Kaarst: Fluglärmgegner befragen NRW-Parteien

Fragen vor der Landtagswahl : Kaarster Fluglärmgegner befragen NRW-Parteien

Der Verein Kaarster gegen Fluglärm hat die im nordrhein-westfälischen Landtag vertretenen Parteien gebeten, darzulegen, was sie konkret unternehmen werden, wenn sie am kommenden Sonntag, 14. Mai, politische Verantwortung übertragen bekommen.

So wurde etwa nach konkret geplanten Maßnahmen der Parteien gefragt, um die Menschen im Umkreis des Flughafens Düsseldorf besser vor Lärm und Schadstoffen zu schützen, teilt der Verein mit. Weitere Fragen hätten auf die Zukunft der Regionalflughäfen, die Entwicklung eines Luftverkehrskonzepts und eine Verbesserung der Kooperation der Flughäfen gezielt. Der Verein habe zudem wissen wollen, ob sich die Parteien für eine Verbesserung des Schutzes gegen Fluglärm durch Änderung der bundesgesetzlichen Rechtsgrundlagen einsetzen werden. Die Positionen der Parteien haben geben die Fluglärmgegner zusammenfassend wieder. So hätten Bündnis90/Die Grünen und Die Piraten sehr konkrete Maßnahmen zur Verbesserung des Schutzes vor Fluglärm vorgestellt.

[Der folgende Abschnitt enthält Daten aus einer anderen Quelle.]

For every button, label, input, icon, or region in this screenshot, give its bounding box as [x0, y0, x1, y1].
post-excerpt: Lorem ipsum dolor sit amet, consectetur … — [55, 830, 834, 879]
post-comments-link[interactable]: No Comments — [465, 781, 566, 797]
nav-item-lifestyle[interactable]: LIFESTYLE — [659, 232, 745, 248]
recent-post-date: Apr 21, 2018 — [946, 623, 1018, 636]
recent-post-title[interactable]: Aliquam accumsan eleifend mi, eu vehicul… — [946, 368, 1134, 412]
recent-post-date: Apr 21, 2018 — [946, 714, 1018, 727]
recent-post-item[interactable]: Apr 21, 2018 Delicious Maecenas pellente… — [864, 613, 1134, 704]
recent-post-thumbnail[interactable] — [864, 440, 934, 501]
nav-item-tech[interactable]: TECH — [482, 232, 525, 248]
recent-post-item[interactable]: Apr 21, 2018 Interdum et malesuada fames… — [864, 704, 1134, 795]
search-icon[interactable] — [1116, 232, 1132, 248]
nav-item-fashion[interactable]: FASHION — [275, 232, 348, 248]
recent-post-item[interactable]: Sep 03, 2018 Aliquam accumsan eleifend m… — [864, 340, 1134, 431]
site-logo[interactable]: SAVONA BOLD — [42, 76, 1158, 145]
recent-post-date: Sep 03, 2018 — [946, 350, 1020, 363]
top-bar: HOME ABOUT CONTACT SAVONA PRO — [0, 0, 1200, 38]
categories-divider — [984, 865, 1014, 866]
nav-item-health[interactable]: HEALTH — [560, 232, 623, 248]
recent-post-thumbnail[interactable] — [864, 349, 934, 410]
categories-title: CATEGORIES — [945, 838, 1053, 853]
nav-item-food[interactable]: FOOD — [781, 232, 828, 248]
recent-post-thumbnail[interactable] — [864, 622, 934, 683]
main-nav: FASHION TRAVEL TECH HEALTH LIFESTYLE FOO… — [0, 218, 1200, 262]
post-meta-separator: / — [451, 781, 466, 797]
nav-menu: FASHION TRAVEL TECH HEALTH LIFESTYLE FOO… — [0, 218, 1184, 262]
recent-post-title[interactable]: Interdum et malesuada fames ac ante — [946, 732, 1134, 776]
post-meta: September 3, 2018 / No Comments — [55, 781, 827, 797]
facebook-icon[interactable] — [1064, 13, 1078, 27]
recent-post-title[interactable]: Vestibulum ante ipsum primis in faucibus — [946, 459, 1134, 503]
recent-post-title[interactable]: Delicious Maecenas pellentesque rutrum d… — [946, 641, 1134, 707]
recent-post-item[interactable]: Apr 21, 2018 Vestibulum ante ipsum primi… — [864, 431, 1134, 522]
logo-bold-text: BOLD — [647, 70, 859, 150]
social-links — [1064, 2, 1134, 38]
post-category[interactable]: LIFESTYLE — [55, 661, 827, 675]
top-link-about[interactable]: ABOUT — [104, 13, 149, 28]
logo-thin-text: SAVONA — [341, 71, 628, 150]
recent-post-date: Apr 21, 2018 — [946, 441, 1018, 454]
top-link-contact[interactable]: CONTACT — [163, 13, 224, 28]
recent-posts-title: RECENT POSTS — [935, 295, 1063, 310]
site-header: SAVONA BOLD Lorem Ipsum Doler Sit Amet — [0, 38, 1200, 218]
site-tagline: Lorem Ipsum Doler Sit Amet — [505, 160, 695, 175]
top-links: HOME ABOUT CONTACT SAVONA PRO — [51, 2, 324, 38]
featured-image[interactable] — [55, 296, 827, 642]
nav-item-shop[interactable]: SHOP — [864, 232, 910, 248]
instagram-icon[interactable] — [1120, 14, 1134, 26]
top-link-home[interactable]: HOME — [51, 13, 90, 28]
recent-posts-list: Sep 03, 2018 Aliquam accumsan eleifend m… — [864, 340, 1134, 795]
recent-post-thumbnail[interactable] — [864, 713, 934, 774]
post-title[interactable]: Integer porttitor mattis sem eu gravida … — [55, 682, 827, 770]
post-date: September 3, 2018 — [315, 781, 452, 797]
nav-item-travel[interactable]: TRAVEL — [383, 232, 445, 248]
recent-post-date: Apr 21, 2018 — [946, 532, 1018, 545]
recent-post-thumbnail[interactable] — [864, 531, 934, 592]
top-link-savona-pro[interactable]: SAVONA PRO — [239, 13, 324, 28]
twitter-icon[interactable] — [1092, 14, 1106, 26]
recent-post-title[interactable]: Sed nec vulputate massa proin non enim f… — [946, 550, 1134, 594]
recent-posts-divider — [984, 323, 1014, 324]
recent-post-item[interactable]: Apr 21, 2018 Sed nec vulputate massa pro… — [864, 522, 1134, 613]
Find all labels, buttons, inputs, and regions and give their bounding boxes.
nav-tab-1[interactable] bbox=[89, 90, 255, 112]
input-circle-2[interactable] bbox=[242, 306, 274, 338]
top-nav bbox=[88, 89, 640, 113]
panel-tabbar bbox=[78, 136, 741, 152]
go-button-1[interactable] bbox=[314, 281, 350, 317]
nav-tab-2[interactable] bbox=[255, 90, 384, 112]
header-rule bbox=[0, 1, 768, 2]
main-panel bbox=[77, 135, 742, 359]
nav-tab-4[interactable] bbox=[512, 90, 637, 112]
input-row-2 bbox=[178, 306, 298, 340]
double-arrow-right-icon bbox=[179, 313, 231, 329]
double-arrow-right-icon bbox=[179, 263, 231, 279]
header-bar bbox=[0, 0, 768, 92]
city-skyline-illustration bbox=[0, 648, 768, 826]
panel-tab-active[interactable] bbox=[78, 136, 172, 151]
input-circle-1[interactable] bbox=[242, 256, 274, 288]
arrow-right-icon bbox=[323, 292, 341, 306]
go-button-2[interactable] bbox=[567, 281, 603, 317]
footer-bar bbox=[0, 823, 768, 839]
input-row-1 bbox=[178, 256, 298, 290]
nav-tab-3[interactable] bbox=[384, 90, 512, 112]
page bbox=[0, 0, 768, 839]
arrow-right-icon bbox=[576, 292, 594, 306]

"Ihre Positionen, insbesondere für ein Nachtflugverbot von 22 bis sechs Uhr decken sich mit den Forderungen unseres Vereins", erklärt der Vorsitzende des Vereins Kaarster gegen Fluglärm, Werner Kindsmüller. Weiter sagt er: "Erfreulicherweise spricht sich auch die CDU für eine Reduzierung des Fluglärms und eine Verbesserung des Lärmschutzes aus. Dagegen spricht sich die FDP gegen Beschränkungen der Nachtflugerlaubnis aus und sieht sogar einen Wettbewerbsnachteil durch bestehende restriktive Betriebszeiten. Allgemeingehalten und unkonkret sind hingegen die Antworten der SPD."

Eine Aktualisierung des Luftverkehrskonzepts werde von allen Parteien für erforderlich gehalten. CDU, Bündnis90/Die Grünen, SPD und Piraten würden im Unterschied zur FDP die Bedeutung der Regionalflughäfen betonen. Die Überprüfung der Grenzwerte zum Schutz gegen Fluglärm werde von CDU, Bündnis90/Die Grünen und Piraten unterstützt. Dagegen lehne die SPD eine Ausrichtung der Lärmgrenzwerte am Schutz der Gesundheit ab.